The other night I stopped into the room.  I was having a cold one watching the Red Sox when a fellow started chatting me up. He seemed like a reasonable guy to me and I will bet the only person in that joint who regularly knocks back Johnny Walker Black.  He knew many of the people in the crowd.  At one point he shook his head and told me, sadly, that someone he had just said "hi" to was one of the crew that had come over to this place after Bullets closed up.

Well, that killed me.  You could walk past a number of decent places on the way from where Bullets was to this nothing place.  What did the regulars at Bullets do? Did they convene and say what is a bar that is equal to the dumpiness of Bullets? And did someone say they knew just the place.
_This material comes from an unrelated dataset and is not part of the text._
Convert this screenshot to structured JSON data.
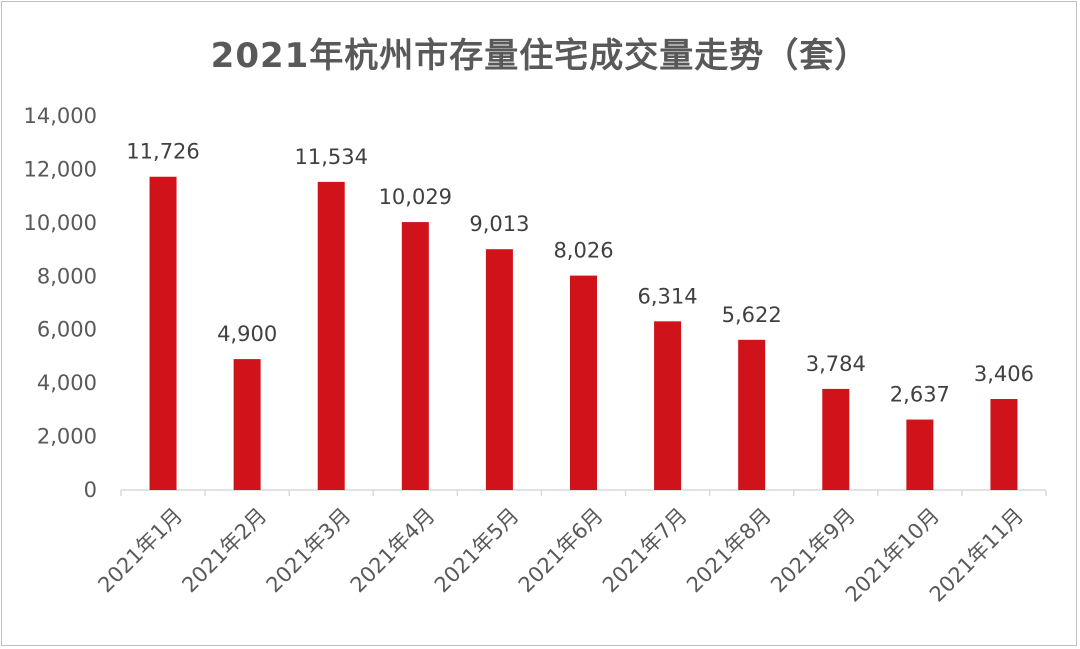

Coincidentally completely, I had read a review of a book called, Later, At the Bar, that highly recommended the read. So, I took it out of the library and read through the short novel--which is really just a series of loosely connected short stories.  Later, At the Bar is about the regulars at a bar called Lucy's which is in a fictitious town in upstate New York.  From various hints I think the fictitious town is based on areas near the Finger Lakes region, a rural part of central, western New York.

I did not think Later At the Bar was that special. Moreover I didn't recognize a soul there as someone I rubbed shoulders with at any of the sports bars where I have frequented. Of course, Lucy's is not a sports bar, but still I found nothing attractive about the characters.  I read the book after my encounter in the living room now populated by the erstwhile denizens of Bullets, so I thought about the characters in the book as those who might have been inhabitants of Bullets.  But I don't think they were.

Most of the characters in Later At the Bar went to the bar to get drunk. And maybe to hook up with another drunkard.  They often did hook up and I found myself contemplating the nature of engagement that could take place even among interested and enthusiastic parties who have had close to two six packs before messing around.   There did not seem to be anyone in the novel who (a) I'd like to befriend (b) had a full set of teeth and/or (c) was a real person.  

The living room establishment has more character and bona fide characters, but that the clientele selected it after the demise of Bullets, leaves me shaking my head about the draw of certain types of watering holes.